What are your favourite projects that have been made at the studio?

Oh my god, there must have been 500 records come out of there! Yesterday there was this guy called Matt Brown doing improvisations with a piano player and an accordion player, he's a pretty out there classical composer but that stuff is fantastic. There was just a band here called Avi Buffalo making a record on Sub Pop which is a very good record, and the Dodos were just here making an extremely good album. It's a torrent of production, so it's almost just what's happening in front of me. There's of course stuff that doesn't quite come-off, but in general bands come in with everything they've got and usually records come off very well. So I'd say in general; I'm pretty happy when I'm walking through the studio everyday. I have a really weird perspective like a doctor looking patients in a hospital or something, I dunno, it's just different. There was also a record done here mid-last year by a girl named Samantha Crane which is just incredible; one of the better records to come out of the studio in a long time and it's just about to be released.

Has it changed your artistic perspective on your own work?

It's made me feel freer in my own writing because I just think there are so many people making interesting records so you better be weird and you better be somewhat dismissive in your own writing. I'm constantly reminded how much talent I'm competing with all the time because of this studio. I just see really good people every day, sometimes it can be a little much, I've got to admit.

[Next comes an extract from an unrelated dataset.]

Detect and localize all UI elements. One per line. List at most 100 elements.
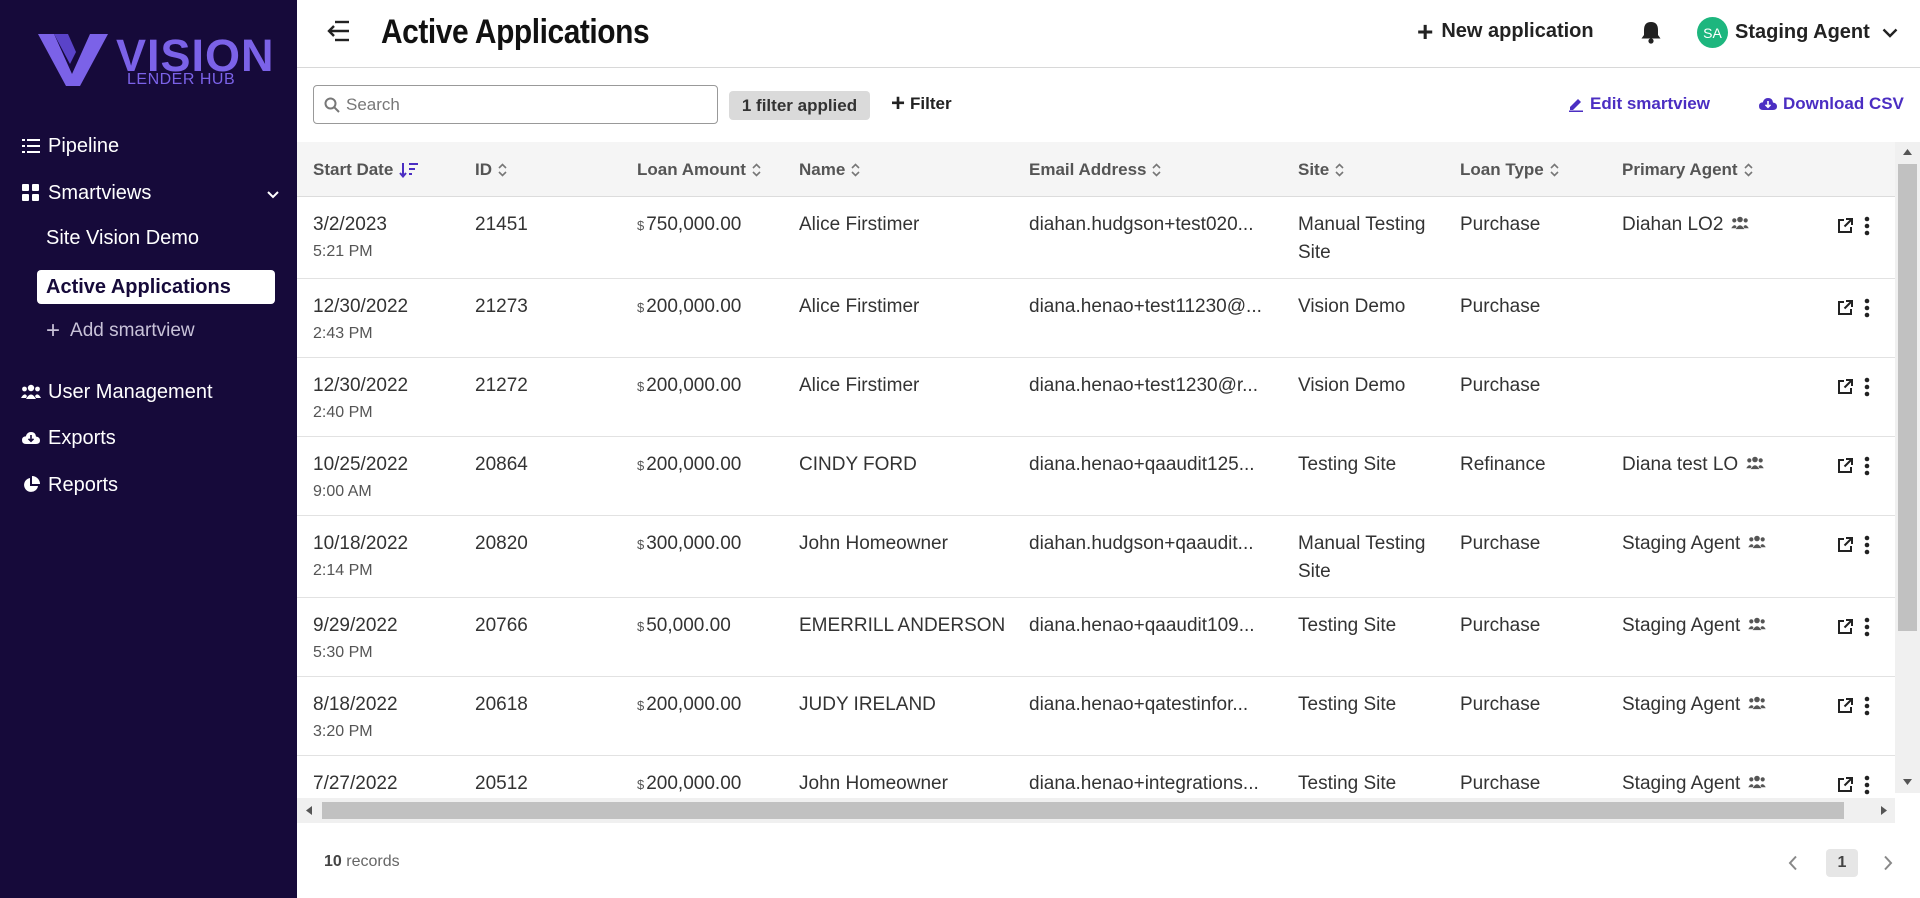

You just see an endless torrent of great records, all the time, so you're just like ‘ok, I get it'.

What's happening with Magik*Magik orchestra?

They're very integrated into the studio, definitely a very lucky thing to have crossed paths with Minna (Choi). She's there all the time, probably 4 sessions a month; she's a huge part of the studio.

Is it an ambition of yours to have continuity between the albums recorded here?

Actually, I really am looking for the opposite. I hope that it's the band's that are dictating the stylistic overlay and we're just really flexible in translating what bands want - I want it to be true to their vision.